Surfaces also speak volumes when picking out adhesives.Water-resistant tile adhesives should be picked for submerged areas like swimming pools or surfaces that constantly come in contact with water such as bathrooms or kitchen sinks, where a tiler intends to do wall tiles starting from the top, they should look for tiles with a limited slip property.
The location should also inform the choice, tiles installed outside and in public spaces will need adhesives with stronger bonding capacity as well as thermal and water-resistant properties to withstand weather variations and pressure exerted by people and heavy loads.
While installing, the tiles should be in good shape and free from loose dirt like dust. In addition, the floors and walls should be leveled, cleaned, and pre-wetted before the tiling starts.
When preparing the paste,other than water levels instructed by the manufacturer, the addition of foreign material in the mixture is discouraged so as to maintain the bonding and water resistance properties of the resulting mixture, but most importantly manufacturer’s instructions should be followed to the letter.
Do not mix a tile adhesive with a cement product to avoid compromising the attributes of the tile adhesive.
To save on costs, the use of notched trowels is recommended which significantly reduces the adhesive amount by almost 50% as compared to a uniform application with conventional trowels.

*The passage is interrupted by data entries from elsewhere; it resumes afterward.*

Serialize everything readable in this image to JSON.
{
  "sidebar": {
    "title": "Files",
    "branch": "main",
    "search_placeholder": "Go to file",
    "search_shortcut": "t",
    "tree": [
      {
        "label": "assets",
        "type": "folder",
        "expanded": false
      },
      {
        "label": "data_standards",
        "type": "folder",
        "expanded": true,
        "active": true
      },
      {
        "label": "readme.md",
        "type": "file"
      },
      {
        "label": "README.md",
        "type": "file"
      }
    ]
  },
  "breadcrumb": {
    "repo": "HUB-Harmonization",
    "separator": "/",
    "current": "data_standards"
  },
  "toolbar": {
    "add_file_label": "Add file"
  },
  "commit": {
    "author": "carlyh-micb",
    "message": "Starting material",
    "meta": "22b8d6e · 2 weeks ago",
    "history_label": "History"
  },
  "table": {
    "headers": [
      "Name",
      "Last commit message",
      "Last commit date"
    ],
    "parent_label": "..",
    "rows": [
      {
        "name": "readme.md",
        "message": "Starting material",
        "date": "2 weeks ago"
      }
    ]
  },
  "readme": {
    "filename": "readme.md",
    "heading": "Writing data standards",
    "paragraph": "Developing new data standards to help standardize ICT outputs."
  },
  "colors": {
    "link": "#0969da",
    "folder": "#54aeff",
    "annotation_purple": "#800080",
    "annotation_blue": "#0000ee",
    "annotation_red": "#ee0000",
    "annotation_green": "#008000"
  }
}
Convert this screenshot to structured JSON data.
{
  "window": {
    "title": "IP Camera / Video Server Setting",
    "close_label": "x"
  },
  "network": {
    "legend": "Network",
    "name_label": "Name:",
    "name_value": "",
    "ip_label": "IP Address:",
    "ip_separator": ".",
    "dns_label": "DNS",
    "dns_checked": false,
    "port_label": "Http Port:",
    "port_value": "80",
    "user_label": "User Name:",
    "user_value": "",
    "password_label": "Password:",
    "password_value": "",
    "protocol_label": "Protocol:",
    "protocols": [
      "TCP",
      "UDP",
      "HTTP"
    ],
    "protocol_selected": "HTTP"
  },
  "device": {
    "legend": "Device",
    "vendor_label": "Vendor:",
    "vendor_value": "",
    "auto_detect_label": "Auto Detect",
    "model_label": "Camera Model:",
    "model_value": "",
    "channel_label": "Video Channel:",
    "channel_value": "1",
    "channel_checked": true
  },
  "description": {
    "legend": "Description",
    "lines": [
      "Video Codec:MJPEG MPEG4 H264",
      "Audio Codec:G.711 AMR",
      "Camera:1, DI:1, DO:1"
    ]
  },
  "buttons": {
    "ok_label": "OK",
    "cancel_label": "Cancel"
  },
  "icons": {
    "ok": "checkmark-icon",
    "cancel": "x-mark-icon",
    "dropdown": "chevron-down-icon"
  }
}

The use of notched trowels further prevents the formation of large entrapped airspaces between adhesive and placed tile that leads to debonding.
The above-named considerations not only help end up with aesthetically, noise free loose floors but also help the construction industry edge closer to achieving commendable professionalism.
This challenges manufacturers in the sector to advance technologies tailor made to suit consumers; needs and concurrently call on consumers to use the latest range of fit for purpose products to achieve top-notch results in their building projects.
The writer is the Innovations and Technical Services Manager at Bamburi PLC.